It's been suggested that things might all be fine, maybe the increase in case numbers is just due to more/better testing. There certainly could be a grain of truth in the idea, as the number of tests undertaken has risen a little and the proportion of tests that have been positive has actually kept fairly steady over recent weeks at around 1%. On the other hand, you might reasonably expect the proportion of positives to drop with rising test numbers even if the number of ill people was constant, let alone falling as SAGE claim - consider at the extreme, 65 million tests couldn't find 650,000 positives if only a few tens of thousands are actually ill at any one time. Also, the ONS pilot survey is solid independent evidence for a slight increase in cases, albeit not entirely conclusive. But let's ignore that inconvenient result (as the BBC journalist did), and consider the plausibility of R not having increased in recent weeks.
This is fairly easy to test with my data assimilation system. I can just stop R from varying at some point in time (by setting the prior variance on the daily step to a negligible size). For the first experiment, I replaced the large jump I had allowed on 4th July, with fixing the value of R from that point on. Note however that the estimation is still using data subsequent to that date, ie it is finding the (probabilistic) best fit for the full time series, under the constraint that R cannot change past 4 July. I've also got a time-varying case ascertainment factor which I'll call C, which can continue to vary throughout the full interval.
Here are the results, which are not quite what I expected. Sure, R doesn't vary past the 4th of July, but in order to fit the data, it shoots up to 1 in the few days preceding that date (red plume on 2nd plot). The fit to the death data in the bottom plot looks pretty decent (the scatter of the data is very large, due to artefacts in the counting methodology) and also the case numbers in the top plot are reasonable. See what has happened to the C factor though (red plume on top graph). After being fairly stable through May and most of June, it takes a brief nose-dive to compensate for R rising at the end of June, and then has to bounce back up in July to explain the rise in case numbers.

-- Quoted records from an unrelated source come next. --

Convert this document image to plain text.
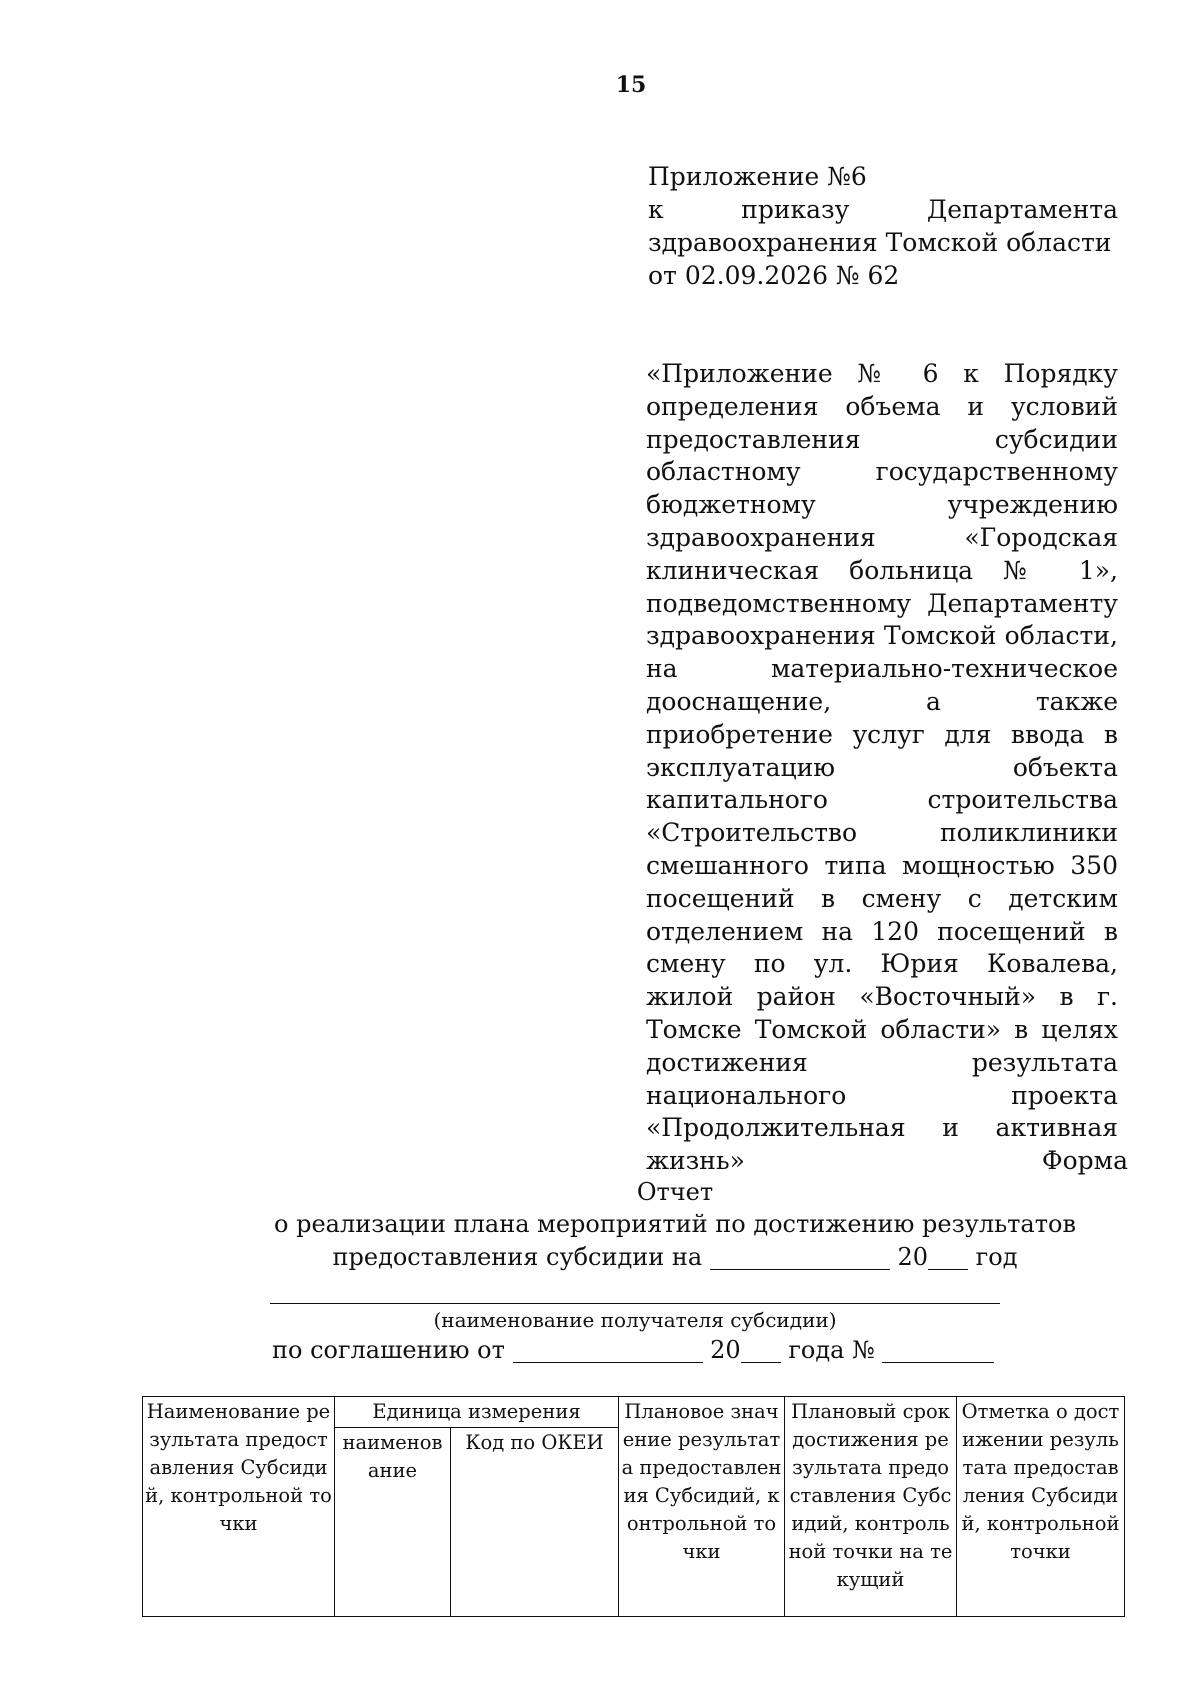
15
Приложение №6
к	приказу	Департамента
здравоохранения Томской области
от 02.09.2026 № 62
«Приложение № 6 к Порядку определения объема и условий предоставления субсидии областному государственному бюджетному учреждению здравоохранения «Городская клиническая больница № 1», подведомственному Департаменту здравоохранения Томской области, на материально-техническое дооснащение, а также приобретение услуг для ввода в эксплуатацию объекта капитального строительства «Строительство поликлиники смешанного типа мощностью 350 посещений в смену с детским отделением на 120 посещений в смену по ул. Юрия Ковалева, жилой район «Восточный» в г. Томске Томской области» в целях достижения результата национального проекта «Продолжительная и активная жизнь»	Форма
Отчет
о реализации плана мероприятий по достижению результатов
предоставления субсидии на	20 год
(наименование получателя субсидии)
по соглашению от	20 года №
Наименование результата предоставления Субсидий, контрольной точки	Единица измерения		Плановое значение результата предоставления Субсидий, контрольной точки	Плановый срок достижения результата предоставления Субсидий, контрольной точки на текущий	Отметка о достижении результата предоставления Субсидий, контрольной точки
	наименование	Код по ОКЕИ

While this isn't impossible, it looks a bit contrived, and also note that even so, we still have R=1, firmly outside the SAGE range of 0.8-0.9. Which isn't exactly great news with school opening widely expected to raise this value by 0.2-0.5 (link1, link2).
So, how about fixing R to a more optimistic level, somewhere below 1? My code isn't actually set up very well for that specific experiment, so instead of holding R down directly, I just put the date back at which R stops varying. In the simulations below it can't change past the 1st June. It still climbs up just prior to that date, but only to 0.9 this time, right at the edge of the range of SAGE values. The fit to the death data is similar, but tis time the swoop down for C on the upper plot is a bit more pronounced (because R is higher through June) and then it has to really ramp up suddenly in July to match the rise in case numbers. You can see that it starts to underestimate the case numbers towards the present day too, C would have to keep on ramping up even more to match that properly.
So R being in the SAGE range isn't completely impossible, but requires some rather contrived behaviour from the rest of the model which doesn't look reasonable to me. I don't believe it and think that unfortunately there is a much simpler explanation for (some of) the rise in case numbers.